Situazione attuale e confronto storico
Il livello delle acque del lago di Garda ha registrato un leggero abbassamento grazie all’apertura della diga di Salionze. Tuttavia, il 24 giugno, le misurazioni a Peschiera del Garda hanno indicato un’altezza di 145,8 centimetri, quasi 5 cm in più rispetto al giorno precedente. Questo valore è molto vicino al record storico di 146 cm del 1977. Il continuo monitoraggio da parte delle autorità è essenziale per garantire la sicurezza della zona.
Impatto sulle infrastrutture e risposta turistica
L’alto livello dell’acqua ha avuto un impatto evidente, soprattutto sul lungolago Marconi a Lazise, dove l’acqua ha invaso i marciapiedi. Nonostante questo, i turisti non si sono lasciati scoraggiare: bar, gelaterie e ristoranti sono stati comunque affollati. Il turismo nella zona del lago di Garda mostra una sorprendente resilienza, nonostante le condizioni meteorologiche avverse.

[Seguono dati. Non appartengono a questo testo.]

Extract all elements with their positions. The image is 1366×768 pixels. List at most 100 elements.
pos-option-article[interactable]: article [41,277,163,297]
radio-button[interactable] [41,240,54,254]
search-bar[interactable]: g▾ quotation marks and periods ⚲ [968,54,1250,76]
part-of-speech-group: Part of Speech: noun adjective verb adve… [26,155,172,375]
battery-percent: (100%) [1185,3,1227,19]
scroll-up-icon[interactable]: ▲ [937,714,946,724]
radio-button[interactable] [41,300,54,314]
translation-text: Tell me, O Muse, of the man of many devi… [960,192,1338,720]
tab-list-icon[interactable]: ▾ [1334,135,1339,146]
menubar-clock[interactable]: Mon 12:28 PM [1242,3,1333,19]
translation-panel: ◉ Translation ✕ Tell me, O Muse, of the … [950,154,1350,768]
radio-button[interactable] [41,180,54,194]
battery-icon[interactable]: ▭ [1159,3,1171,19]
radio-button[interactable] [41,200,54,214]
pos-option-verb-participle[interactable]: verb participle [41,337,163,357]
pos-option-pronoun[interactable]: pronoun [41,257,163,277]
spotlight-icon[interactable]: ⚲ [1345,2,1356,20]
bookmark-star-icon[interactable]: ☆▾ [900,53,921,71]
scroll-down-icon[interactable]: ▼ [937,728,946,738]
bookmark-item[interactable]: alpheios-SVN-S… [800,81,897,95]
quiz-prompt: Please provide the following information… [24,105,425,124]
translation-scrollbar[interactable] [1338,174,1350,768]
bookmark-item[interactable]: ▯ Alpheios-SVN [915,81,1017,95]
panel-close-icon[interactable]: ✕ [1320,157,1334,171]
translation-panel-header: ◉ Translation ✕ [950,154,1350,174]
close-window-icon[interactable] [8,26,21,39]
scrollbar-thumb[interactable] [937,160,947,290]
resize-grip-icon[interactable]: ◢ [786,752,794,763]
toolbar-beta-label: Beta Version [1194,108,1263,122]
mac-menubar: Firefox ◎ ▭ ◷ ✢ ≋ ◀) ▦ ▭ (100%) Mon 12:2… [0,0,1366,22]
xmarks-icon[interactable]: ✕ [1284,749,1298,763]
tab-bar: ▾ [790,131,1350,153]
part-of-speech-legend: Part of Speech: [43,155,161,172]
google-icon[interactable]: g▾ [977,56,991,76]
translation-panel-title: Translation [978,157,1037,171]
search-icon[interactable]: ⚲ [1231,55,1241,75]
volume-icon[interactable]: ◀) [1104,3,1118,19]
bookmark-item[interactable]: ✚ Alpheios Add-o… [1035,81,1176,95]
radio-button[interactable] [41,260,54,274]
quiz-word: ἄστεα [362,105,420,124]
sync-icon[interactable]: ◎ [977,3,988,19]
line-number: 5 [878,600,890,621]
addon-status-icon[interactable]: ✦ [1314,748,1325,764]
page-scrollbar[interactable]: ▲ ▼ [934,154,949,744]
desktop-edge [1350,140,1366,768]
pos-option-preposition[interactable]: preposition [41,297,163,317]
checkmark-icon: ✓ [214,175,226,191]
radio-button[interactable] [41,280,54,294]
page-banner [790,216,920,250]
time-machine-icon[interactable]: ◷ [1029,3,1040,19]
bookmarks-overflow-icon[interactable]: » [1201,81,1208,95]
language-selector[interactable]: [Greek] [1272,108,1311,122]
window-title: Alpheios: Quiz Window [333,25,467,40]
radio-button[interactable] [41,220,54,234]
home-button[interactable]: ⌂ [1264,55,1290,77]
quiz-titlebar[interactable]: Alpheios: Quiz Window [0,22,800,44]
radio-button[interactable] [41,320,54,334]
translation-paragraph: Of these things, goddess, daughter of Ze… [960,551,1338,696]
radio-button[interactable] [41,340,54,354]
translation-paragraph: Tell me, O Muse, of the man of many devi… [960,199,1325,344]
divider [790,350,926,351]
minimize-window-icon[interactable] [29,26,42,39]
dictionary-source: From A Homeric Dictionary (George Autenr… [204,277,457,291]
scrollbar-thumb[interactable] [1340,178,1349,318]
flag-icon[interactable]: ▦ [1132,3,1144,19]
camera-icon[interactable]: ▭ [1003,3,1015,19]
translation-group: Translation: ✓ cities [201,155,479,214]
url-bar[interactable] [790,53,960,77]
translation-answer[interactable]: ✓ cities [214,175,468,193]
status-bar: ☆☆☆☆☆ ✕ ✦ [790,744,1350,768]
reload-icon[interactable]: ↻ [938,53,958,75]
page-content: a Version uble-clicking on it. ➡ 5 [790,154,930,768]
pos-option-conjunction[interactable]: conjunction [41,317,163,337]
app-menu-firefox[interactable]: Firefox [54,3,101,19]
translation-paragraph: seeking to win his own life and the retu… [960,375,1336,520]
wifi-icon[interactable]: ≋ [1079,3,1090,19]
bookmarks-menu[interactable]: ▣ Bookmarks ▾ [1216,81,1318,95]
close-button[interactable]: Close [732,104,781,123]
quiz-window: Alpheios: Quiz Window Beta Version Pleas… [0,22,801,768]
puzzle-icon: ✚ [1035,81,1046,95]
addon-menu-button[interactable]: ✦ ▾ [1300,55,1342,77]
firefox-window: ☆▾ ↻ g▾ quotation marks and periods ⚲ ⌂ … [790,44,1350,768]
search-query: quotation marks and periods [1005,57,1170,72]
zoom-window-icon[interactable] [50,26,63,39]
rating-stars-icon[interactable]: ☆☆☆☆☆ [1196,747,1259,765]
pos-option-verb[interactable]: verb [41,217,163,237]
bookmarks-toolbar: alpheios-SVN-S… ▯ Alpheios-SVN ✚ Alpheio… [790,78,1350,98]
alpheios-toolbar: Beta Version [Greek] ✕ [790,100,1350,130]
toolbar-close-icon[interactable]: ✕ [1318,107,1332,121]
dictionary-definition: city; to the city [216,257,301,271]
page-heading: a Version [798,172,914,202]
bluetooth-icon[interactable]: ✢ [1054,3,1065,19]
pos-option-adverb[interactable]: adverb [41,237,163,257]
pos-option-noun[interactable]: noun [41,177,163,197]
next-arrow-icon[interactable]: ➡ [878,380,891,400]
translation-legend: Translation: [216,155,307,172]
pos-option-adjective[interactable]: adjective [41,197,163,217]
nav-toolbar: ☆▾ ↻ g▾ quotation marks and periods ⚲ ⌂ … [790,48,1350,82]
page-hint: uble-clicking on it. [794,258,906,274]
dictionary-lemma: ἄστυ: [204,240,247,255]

Previsioni meteo e misure preventive
Le previsioni indicano ulteriori piogge per i prossimi giorni, con precipitazioni intermittenti che, sebbene aiutino nel deflusso delle acque, non risolvono completamente il problema dell’erosione. Due anni fa, la situazione era diametralmente opposta, con una grave siccità che aveva compromesso la navigazione e l’irrigazione dei campi, specialmente a Lazise. Per prevenire fenomeni simili in futuro, le regioni di Veneto, Lombardia e la provincia di Trento, in collaborazione con l’Università di Trento, hanno avviato uno studio che richiederà tempo e ingenti risorse finanziarie.
Conclusioni
Il lago di Garda continua a essere una destinazione amata dai turisti, nonostante le sfide poste dal cambiamento climatico. Le recenti piogge hanno portato i livelli dell’acqua a valori preoccupanti, ma le misure preventive e il continuo monitoraggio promettono di mitigare i rischi. La collaborazione tra regioni e università è fondamentale per affrontare queste sfide a lungo termine.